China’s early, relative to the rest of the world, spike and decline in COVID-19 cases made it a source of outbreak statistics for many other nations. This paper makes use of the data available from Hubei, China to anticipate the progression of the virus in Italy. The European nation took many steps, such as internal travel restrictions, to try and contain the virus, but numbers continued to rise. With only 5200 hospital beds available and a survival time of 1-2 weeks for nonsurvivors of COVID-19, this study warns the government of the virus’s likelihood to overwhelm the nation’s healthcare system.
The number of COVID-19 patients in Italy was published every day starting on Feb 21, 2020. Using this data, the researchers constructed an exponential model with the value of the exponent being r=0.225 (1 per day). This growth pattern was consistent with reported infected patient numbers until 17 days after the start of the model.
The trend following this 17 day period suggested that more than 30,000 patients would be infected by March 15. With infection duration between 15 and 20 days, a basic reproductive number found was 2.76-3.25 (similar to that in Wuhan). The model predicted that the Italian healthcare network would reach full capacity within a few days. Hospitals would reach their capacity by March 14, 2020, assuming half of the 5200 ICU beds in the nation were open to COVID-19 patients.
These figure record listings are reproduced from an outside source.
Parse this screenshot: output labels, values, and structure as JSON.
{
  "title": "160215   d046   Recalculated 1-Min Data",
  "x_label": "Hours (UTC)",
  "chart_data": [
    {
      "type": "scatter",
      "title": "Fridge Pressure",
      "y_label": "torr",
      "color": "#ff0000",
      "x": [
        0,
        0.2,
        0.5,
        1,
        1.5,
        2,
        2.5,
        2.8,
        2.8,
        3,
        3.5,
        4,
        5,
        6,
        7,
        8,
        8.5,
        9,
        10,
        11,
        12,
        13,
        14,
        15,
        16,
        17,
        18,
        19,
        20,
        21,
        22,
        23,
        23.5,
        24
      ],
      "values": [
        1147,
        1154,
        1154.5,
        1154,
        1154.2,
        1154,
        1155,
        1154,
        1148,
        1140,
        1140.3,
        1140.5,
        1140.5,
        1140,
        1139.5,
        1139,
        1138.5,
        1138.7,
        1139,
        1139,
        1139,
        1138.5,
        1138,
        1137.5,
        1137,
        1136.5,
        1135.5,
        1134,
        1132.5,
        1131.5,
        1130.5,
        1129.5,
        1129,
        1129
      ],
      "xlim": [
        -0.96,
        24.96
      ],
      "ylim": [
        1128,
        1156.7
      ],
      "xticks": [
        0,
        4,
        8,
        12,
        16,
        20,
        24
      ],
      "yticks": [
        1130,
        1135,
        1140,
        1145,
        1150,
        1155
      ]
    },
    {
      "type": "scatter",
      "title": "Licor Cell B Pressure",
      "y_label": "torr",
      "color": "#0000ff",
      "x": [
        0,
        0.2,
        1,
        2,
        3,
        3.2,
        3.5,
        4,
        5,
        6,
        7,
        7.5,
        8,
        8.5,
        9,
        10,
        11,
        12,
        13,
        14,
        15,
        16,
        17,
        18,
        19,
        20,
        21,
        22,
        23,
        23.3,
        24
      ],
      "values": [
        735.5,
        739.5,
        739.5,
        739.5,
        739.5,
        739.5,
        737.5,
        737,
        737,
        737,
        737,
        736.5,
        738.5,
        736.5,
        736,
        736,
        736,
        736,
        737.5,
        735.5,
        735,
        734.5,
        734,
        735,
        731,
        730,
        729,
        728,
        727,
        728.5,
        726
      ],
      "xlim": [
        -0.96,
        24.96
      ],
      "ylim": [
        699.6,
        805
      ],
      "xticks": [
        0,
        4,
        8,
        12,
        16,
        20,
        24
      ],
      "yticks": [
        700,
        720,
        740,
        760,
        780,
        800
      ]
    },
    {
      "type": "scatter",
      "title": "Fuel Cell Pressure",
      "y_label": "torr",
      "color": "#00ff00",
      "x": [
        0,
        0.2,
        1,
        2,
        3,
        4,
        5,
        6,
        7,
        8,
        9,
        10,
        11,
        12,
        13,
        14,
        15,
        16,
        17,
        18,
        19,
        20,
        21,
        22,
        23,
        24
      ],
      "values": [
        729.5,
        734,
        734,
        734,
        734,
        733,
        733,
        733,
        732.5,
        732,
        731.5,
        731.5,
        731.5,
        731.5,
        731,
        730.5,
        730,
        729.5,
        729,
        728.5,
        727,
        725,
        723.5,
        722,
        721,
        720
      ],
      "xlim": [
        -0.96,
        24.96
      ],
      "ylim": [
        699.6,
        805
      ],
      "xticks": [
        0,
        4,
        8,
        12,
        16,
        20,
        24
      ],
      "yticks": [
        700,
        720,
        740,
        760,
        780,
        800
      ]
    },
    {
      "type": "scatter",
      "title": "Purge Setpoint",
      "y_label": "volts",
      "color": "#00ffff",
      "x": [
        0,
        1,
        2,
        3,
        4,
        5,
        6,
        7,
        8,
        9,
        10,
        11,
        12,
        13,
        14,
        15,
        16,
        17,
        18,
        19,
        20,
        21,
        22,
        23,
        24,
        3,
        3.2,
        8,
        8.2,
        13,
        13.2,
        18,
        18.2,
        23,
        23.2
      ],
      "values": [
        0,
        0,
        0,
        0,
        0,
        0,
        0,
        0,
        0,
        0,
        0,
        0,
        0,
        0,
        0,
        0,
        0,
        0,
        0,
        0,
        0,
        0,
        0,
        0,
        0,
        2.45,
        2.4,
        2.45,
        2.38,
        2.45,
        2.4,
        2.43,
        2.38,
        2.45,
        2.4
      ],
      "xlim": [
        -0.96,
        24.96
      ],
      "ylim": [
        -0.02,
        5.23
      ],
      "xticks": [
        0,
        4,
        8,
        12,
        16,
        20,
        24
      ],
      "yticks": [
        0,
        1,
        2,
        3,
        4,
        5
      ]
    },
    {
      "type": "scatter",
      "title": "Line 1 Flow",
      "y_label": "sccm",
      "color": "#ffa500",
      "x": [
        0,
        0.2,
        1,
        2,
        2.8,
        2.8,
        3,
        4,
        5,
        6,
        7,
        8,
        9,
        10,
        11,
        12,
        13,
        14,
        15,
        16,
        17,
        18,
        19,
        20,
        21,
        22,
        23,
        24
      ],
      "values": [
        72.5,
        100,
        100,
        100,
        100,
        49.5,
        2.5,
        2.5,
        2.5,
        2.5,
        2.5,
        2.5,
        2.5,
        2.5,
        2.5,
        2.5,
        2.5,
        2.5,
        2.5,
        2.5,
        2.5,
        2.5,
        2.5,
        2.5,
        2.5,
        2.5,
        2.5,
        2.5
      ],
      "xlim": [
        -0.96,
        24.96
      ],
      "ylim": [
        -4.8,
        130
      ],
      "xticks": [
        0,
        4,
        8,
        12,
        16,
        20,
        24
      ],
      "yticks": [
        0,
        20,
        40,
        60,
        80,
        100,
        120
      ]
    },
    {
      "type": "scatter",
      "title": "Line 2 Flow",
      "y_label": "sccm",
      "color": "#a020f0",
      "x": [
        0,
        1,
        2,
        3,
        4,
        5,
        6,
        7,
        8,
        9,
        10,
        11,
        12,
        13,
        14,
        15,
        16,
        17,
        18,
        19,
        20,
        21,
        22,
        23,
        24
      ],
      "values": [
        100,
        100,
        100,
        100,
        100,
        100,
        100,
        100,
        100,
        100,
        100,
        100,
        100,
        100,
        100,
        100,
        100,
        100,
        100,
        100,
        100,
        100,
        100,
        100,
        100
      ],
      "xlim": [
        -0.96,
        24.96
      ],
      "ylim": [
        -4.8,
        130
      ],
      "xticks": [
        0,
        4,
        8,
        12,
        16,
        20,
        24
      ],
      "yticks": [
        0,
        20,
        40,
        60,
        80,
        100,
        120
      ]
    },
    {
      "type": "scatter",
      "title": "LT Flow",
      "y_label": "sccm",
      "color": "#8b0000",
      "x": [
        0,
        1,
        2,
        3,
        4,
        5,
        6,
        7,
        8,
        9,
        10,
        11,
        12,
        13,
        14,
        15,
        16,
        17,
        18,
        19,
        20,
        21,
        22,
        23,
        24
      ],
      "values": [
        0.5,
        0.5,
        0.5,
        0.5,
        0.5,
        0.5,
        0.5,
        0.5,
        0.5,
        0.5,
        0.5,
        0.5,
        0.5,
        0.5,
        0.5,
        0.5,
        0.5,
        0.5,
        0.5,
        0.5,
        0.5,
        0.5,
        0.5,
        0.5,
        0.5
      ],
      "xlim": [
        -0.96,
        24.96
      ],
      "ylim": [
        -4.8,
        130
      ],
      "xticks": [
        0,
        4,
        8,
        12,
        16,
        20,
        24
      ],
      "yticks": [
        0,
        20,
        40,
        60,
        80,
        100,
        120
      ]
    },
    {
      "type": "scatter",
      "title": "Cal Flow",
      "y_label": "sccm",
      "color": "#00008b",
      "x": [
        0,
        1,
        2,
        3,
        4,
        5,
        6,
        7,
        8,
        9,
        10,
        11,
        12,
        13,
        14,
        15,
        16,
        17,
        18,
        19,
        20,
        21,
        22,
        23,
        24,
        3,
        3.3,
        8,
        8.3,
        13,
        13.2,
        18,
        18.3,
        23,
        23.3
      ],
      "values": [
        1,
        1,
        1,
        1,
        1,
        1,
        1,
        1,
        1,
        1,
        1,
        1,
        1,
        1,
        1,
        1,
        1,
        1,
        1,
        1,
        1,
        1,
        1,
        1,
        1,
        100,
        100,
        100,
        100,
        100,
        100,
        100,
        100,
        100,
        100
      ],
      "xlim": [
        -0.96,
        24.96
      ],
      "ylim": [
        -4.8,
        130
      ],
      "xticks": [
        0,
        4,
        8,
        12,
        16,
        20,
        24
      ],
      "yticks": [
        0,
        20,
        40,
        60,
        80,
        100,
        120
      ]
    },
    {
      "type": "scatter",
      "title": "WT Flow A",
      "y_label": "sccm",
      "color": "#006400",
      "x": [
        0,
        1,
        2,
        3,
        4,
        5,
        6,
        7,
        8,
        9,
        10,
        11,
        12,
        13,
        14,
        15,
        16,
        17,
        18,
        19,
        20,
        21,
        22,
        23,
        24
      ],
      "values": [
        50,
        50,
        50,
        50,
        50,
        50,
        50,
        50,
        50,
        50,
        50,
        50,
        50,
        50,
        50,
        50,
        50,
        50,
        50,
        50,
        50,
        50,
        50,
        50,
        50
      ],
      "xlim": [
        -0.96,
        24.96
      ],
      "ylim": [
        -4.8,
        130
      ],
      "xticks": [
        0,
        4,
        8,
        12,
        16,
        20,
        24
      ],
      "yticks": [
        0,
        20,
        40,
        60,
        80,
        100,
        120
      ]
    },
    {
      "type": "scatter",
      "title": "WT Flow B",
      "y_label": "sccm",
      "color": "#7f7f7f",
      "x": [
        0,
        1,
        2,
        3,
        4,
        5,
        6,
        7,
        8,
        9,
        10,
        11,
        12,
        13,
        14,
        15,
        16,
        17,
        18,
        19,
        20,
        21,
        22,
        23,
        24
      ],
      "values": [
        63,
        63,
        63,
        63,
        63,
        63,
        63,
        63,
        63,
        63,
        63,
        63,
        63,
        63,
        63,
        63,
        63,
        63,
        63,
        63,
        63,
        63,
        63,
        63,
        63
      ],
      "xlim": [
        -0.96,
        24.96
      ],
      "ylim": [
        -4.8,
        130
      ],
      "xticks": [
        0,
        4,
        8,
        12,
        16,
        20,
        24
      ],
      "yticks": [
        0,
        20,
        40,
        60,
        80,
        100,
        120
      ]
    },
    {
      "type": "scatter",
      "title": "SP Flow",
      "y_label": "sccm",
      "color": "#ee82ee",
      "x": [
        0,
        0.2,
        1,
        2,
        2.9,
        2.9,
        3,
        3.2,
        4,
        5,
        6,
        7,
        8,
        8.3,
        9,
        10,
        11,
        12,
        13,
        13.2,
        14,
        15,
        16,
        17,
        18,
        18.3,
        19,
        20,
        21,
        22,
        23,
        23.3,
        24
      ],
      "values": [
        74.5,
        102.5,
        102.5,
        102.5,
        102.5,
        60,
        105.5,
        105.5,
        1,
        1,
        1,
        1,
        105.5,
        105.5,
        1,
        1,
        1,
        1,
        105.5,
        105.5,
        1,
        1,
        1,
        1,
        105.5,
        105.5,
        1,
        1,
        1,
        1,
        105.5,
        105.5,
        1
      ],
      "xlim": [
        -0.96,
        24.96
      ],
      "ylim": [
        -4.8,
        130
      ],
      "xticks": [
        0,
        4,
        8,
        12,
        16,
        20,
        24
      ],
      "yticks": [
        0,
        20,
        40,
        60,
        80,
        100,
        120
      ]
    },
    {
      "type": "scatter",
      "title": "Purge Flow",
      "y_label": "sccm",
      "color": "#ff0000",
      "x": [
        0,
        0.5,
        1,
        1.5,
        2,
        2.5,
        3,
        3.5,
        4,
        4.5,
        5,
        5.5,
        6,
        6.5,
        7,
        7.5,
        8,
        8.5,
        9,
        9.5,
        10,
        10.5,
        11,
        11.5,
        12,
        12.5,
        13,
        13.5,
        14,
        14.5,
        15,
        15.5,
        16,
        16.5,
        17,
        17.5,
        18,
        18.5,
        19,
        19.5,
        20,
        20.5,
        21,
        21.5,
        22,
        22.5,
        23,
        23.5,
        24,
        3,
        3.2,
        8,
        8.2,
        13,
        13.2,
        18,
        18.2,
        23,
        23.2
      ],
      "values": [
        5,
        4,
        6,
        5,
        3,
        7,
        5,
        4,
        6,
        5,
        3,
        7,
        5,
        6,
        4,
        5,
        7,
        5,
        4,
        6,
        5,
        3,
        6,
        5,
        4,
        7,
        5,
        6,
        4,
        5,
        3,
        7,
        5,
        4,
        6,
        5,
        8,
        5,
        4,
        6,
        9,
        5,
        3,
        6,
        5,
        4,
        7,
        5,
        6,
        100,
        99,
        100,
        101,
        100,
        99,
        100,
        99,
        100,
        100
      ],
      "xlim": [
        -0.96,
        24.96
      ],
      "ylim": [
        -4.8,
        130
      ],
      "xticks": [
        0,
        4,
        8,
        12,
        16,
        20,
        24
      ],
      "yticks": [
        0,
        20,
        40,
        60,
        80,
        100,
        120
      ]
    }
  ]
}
The paper also compared the curve of Hubei (population 50 million) to the data gathered in Italy (population 60 million) so far. A divergence in the Chinese region’s predicted vs recorded patient numbers was noted. If Italy experienced a similar divergence, the paper predicts the number of newly infected patients could decrease within 3 or 4 days from March 11.
While most of the modeling in this paper is based on data from Hubei, China, it is noted that a comparison between Italy and this Chinese region is difficult. The draconic measures taken in China to reduce infection are likely impossible in Italy. Additionally, genetic differences and differences in the percentage of the population with diabetes, heart conditions, or other comorbidities are hard to take into account. Lastly, the use of antiviral drugs or other pharmaceutical measures to reduce infection were different in both nations and were not taken into account in the models presented.
Regardless, the paper clearly states that it is addressing government officials, imploring them to prepare for an inevitable spike in cases.